Chicago Repertory Ballet
Chicago Repertory Ballet is an incubator of inventiveness, in which creative choreography intersects with powerful storytelling. The company strives to keep its work relevant to contemporary experiences by transcending romantic, heteronormative and stale stories of the past. Its repertoire often explores human experiences through the lens of isolation and resilience. A Symphony for Hope (2020) exemplifies the company’s narrative craft. Inspired by COVID isolation, this piece portrays a reflection, perhaps of all of us, and tells a story of surviving loneliness. The company is committed to making ballet relevant through its accessibility.
Together, these institutions weave a diverse and vibrant ballet scene in Chicago, offering a rich array of performances that cater to purists and modernists alike, thus enriching the city’s cultural heritage.
New York City Ballet
The New York City Ballet brings a wealth of genius and treasures to Chicago this week. One of the world’s premier companies, it boasts a repertoire that includes 115 ballets created under George Balanchine. It continues to balance adherence to traditional standards of classical technique with an incubator for modern choreographic talent.
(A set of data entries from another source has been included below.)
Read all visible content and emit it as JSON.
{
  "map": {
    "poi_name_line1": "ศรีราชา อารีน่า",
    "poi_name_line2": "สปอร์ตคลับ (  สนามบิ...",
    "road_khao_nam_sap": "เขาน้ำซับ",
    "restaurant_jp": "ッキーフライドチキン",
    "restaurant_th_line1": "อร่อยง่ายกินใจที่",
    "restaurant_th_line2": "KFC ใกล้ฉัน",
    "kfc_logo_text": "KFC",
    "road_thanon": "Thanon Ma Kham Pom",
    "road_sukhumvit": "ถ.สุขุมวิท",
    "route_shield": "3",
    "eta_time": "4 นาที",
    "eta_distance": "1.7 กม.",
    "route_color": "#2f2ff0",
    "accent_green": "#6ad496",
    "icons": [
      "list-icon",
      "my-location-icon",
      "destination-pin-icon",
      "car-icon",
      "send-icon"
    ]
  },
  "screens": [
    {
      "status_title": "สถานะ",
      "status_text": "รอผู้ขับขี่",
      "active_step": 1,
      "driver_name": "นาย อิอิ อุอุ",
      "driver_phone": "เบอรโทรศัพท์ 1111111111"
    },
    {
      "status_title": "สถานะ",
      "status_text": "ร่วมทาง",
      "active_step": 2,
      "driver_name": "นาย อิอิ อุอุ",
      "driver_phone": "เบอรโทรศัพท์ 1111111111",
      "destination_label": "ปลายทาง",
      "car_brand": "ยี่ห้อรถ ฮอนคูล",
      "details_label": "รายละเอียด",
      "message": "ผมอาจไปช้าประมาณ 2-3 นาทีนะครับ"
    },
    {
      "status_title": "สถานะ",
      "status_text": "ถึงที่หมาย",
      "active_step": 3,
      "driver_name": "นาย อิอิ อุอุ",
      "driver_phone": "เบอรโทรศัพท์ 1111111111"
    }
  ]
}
Alvin Ailey American Dance Theater
Chicago also gets in on the action via The Alvin Ailey American Dance Theater, a hotbed of cultural expression and accessibility, which pioneers a modern dance style influenced by ballet techniques and African dance. The company’s expressive, story-filled live shows celebrate the African American experience through vibrant, passionate artistry.
American Ballet Theatre
From the classics to the contemporary, the American Ballet Theatre (ABT) will demonstrate its versatility as it journeys to Chicago with a dauntingly broad repertoire. ABT is one of the world’s great classical ballet companies, offering season after season of technical mastery, theatrical narrative, and artistic excellence.
Over the course of the season, for example, Chicago’s theatres will serve as gateways to ecstatic, eloquent worlds of feeling, witness, and expression, as distinguished companies provide vehicles for audiences to experience enchanted flights, often to places far off, to worlds beyond their own, carried on the wings of dance.